As he made quite some achievments like the opposed piston Diesel (not his invention, but he brought it a lot forward, not to forget all his Jumo's) and all the Junkers aeroplanes like the famous Ju-52, he's worth being honored by pronouncing his name properly.

http://en.wikipedia.org/wiki/Junkers

Well, you'll forget that in a few days ... 


Nick


----------



## enfieldbullet (May 2, 2013)

believe me i won't.

i nitpick on the phonetic part of language as well. english is not even my first language but most people can't tell, i can emulate any accent.

there's also the fact that i absolutely love diesel engines and have a lot of respect for people involved with them.

i have a picture of Rudolf Diesel in my bedroom wall, no joke.


----------



## Busydad (Jul 15, 2013)

The Deltic engine used in British locomotives had a similar opposed piston design...The are very unique ..


----------



## Niels Abildgaard (Jul 15, 2013)

The work of some students.




http://chevy57.free.fr/FORUM/junkers_two-stroke_crosshead.gif


----------



## cidrontmg (Jul 15, 2013)

The opposed-piston diesels were quite powerful, like Jumo and Deltic. The really big engines were marine, the Doxford shipyards. It began at abt. First World War, and the last vessel and engine was built in 1980. 76cm cylinder bores...


----------



## Mechanicboy (Jul 17, 2013)

Do not forget Burmeister & Wain ship engine.  In 1986 i was at tour from Trondheim to Bergen in Norway aboard the motorship "m/s Harald Jarl". There i saw the B & W opposed piston diesel engine and 3 Bergen Diesel generators (The Bergen Diesel was very noise for me who is deaf  ).

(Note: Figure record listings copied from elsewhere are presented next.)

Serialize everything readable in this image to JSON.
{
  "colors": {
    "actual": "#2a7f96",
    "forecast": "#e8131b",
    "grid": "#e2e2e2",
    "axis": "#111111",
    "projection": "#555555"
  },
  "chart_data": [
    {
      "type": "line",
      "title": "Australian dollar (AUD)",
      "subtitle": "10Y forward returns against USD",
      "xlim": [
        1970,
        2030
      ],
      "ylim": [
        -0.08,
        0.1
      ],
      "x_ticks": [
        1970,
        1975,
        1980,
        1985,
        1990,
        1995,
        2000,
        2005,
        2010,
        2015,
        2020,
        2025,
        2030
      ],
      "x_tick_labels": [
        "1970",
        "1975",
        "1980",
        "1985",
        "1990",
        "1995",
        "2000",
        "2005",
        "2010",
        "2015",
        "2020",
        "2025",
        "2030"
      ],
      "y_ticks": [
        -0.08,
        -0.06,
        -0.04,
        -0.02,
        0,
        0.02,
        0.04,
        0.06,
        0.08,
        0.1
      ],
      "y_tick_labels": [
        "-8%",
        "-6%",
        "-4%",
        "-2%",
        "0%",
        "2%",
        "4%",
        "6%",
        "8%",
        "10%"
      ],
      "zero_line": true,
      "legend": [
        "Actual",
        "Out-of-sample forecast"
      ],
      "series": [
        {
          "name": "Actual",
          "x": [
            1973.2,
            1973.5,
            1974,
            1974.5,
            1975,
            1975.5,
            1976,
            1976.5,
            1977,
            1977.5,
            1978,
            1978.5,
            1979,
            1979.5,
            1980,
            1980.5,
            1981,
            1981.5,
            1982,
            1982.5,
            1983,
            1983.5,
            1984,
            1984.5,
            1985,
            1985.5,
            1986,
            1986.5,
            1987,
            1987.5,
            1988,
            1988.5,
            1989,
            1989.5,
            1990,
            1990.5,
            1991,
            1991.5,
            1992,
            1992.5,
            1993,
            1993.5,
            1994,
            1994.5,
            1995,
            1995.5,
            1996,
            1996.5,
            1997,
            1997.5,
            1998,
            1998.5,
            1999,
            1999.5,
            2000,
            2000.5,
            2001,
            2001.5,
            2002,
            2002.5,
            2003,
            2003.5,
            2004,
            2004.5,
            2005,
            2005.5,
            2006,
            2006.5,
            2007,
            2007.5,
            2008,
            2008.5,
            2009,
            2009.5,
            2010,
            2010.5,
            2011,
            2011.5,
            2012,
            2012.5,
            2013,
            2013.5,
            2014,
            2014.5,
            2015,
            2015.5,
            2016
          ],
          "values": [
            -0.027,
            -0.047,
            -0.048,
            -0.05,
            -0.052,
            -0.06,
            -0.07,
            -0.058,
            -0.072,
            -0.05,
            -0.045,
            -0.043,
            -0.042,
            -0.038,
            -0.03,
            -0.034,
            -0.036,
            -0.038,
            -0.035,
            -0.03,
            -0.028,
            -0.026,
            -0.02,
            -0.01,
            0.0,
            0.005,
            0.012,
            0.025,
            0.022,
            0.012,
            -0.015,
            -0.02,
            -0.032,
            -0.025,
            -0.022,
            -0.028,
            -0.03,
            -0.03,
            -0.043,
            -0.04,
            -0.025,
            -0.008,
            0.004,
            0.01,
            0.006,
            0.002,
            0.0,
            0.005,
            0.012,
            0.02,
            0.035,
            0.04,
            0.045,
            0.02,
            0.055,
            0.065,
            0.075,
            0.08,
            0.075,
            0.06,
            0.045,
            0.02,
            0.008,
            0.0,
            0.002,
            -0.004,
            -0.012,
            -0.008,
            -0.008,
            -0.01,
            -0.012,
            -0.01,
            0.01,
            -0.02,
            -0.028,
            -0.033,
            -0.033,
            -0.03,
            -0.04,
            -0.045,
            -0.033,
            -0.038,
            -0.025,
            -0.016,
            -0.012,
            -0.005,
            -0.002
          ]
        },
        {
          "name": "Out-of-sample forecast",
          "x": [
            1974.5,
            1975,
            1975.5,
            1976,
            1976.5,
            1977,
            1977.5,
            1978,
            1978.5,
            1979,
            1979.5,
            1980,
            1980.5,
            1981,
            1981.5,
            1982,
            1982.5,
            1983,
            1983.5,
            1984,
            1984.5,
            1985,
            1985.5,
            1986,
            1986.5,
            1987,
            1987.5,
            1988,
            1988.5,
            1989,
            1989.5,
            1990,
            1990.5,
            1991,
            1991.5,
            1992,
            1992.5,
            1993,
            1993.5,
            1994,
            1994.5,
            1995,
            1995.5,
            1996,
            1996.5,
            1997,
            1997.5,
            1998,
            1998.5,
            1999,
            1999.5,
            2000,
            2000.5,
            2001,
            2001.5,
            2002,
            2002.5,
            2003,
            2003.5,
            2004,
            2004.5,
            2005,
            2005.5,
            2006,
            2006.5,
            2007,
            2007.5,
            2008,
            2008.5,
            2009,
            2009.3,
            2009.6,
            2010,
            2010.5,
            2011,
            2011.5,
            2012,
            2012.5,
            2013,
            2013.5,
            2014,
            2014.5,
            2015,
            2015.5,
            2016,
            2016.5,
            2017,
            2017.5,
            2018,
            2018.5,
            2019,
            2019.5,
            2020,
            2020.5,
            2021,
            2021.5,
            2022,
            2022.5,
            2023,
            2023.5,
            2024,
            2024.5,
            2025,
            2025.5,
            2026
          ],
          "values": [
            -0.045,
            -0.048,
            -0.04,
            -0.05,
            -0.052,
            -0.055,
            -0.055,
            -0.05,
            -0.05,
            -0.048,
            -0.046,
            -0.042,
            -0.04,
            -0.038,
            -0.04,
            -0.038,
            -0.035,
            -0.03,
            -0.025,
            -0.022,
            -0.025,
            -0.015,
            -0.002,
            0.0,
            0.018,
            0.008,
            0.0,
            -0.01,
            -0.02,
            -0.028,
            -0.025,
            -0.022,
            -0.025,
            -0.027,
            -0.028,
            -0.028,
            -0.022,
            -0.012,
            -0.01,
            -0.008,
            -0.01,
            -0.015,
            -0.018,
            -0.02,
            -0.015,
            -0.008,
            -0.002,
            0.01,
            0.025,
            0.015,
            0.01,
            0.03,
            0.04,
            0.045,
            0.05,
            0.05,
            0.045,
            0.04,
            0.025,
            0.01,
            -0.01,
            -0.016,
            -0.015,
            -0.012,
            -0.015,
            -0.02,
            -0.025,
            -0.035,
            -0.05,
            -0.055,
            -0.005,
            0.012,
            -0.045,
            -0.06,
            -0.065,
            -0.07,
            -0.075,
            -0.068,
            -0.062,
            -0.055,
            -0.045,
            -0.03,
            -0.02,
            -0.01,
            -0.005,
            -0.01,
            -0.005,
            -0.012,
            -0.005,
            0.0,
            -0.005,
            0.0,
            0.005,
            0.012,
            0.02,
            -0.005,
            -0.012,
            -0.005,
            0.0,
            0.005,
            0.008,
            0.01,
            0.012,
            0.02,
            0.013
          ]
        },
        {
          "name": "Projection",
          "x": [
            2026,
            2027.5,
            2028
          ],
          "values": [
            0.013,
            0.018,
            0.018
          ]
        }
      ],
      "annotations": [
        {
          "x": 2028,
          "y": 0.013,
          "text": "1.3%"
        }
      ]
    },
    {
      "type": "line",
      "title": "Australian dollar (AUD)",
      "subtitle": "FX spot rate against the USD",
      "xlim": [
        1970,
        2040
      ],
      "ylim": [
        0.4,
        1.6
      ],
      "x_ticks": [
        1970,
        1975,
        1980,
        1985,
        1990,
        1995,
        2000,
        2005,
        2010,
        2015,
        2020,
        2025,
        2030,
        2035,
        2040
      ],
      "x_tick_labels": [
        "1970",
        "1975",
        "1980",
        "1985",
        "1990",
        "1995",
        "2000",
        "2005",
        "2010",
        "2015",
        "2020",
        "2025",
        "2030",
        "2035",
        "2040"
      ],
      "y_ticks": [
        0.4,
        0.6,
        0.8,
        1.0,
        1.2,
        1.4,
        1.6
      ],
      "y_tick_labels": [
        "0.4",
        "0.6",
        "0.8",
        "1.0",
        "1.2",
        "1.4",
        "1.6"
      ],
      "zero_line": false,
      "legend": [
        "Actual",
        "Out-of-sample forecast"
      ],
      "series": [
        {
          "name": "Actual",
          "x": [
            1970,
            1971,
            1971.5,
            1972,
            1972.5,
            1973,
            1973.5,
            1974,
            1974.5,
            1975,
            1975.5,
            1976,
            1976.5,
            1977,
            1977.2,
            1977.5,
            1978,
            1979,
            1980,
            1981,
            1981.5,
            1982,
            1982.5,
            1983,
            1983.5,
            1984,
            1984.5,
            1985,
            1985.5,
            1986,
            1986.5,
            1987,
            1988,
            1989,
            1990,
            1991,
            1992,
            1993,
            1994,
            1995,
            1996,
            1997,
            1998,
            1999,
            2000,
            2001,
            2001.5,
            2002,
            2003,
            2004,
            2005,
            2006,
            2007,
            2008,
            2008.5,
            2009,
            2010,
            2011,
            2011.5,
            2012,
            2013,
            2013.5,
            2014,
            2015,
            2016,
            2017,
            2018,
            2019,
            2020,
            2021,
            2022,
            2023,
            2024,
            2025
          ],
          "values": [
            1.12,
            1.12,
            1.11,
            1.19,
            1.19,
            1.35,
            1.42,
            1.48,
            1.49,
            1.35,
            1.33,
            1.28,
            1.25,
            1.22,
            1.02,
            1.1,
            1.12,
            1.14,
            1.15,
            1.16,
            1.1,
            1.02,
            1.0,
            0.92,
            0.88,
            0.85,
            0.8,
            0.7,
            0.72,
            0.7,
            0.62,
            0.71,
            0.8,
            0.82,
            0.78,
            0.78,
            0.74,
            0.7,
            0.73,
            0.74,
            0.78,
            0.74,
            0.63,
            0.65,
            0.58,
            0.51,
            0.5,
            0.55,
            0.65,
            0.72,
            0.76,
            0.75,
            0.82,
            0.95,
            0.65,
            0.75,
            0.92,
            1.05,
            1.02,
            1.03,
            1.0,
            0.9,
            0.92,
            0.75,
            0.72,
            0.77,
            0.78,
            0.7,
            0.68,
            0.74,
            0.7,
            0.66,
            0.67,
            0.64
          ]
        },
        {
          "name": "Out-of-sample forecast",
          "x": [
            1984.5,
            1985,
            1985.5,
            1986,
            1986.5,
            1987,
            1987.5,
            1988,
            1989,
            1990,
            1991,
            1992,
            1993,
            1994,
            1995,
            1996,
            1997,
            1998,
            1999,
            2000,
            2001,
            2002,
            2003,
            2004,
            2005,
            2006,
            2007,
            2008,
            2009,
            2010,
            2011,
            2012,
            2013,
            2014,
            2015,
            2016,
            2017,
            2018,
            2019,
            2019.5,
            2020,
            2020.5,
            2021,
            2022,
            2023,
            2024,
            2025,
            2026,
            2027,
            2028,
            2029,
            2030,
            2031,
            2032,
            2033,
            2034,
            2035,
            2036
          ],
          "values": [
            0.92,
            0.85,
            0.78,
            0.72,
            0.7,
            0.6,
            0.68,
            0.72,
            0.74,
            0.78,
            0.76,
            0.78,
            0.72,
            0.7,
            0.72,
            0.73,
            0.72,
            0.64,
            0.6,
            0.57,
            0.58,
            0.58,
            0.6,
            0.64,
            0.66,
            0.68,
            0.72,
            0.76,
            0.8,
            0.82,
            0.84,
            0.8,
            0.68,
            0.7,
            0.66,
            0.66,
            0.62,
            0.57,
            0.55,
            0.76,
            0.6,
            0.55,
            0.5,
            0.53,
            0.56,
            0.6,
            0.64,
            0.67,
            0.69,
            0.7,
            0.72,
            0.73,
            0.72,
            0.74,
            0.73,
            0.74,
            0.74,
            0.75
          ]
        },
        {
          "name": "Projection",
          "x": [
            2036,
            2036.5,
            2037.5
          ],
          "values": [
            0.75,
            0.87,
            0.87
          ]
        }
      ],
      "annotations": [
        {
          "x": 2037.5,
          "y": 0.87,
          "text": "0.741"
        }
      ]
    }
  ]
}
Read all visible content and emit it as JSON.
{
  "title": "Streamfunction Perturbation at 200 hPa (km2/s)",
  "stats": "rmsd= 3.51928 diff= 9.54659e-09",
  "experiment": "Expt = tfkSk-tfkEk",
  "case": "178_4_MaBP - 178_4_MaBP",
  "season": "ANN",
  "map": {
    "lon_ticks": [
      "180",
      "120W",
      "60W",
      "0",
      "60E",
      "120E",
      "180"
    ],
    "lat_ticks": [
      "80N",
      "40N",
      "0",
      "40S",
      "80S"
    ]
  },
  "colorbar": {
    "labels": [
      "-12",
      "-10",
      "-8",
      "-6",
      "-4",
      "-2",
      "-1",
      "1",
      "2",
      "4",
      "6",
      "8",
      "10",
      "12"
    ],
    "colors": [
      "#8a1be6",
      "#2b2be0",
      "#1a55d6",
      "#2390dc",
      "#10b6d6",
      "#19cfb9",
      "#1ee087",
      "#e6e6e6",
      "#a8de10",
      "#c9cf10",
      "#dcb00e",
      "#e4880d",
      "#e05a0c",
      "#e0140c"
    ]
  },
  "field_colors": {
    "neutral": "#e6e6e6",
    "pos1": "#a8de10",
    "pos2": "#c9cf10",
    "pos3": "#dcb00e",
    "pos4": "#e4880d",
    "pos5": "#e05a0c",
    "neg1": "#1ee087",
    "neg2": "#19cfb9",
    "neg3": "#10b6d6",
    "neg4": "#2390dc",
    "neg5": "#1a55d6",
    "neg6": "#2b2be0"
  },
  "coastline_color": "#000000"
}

The motorship is still in use after the ship was sold and renamed to "Andrea" and later renamed to "Serenissima" See the movie of engineroom with B & W and 3 Bergen diesel generators in "m/s Harald Jarl" where i was there in 1986 (not my movie, former i 1986 the engine was painted in light green and the floor in dark green, wall in white) 

[ame="http://www.youtube.com/watch?v=R46WUjOtvF0"]http://www.youtube.com/watch?v=R46WUjOtvF0[/ame]

And the engine in other movie has the signs "AMV" at crankcase, it means Aker mekanisk verksted ( Aker mechanic workshop), also the B & W was licence builded in Oslo, Norway and send to TMV (Trondheim Mekaniske verksted) and mounted in the motor ship "Harald Jarl" in 1960. 

[ame]http://www.youtube.com/watch?v=Rna67dnpslU&NR=1&feature=endscreen[/ame]


----------



## oldtruck (Jul 17, 2013)

Fair Bank-Morris made 2 stroke vertical opposed diesel engines. they are used in several Navy and Coast Guard ships.
The last ones I worked on was TD 81/8 vertical opposed engines they had both blowers and twin turbo's. Each cylinder had 2 injectors. The engines have lots of horse power, easy to repair, long lasting


----------



## nobeard (Jul 17, 2013)

The engine your refering to busydad was the napier deltic diesel that was used in submarines boats and trains the most striking feature for me was its 3 crankshafts two turning clockwise whilst the 3rd turned anticlockwise

http://en.wikipedia.org/wiki/Napier_Deltic


----------



## oldtruck (Jul 17, 2013)

two crankshafts one upper and o lower


----------



## hi speed scrap (Jul 17, 2013)

Neils,
What is it?

looks like a Scuderi type principle to me.

Dave


----------



## Coyote_Physics (Jul 17, 2013)

I'm not sure what the manufacturer or model is, but on a tour of a Los Angeles class fast attack sub the diesel backup generator used an opposed piston design.  I didn't get to see the main power plant though... that would have required a security clearance and a radiation badge.


----------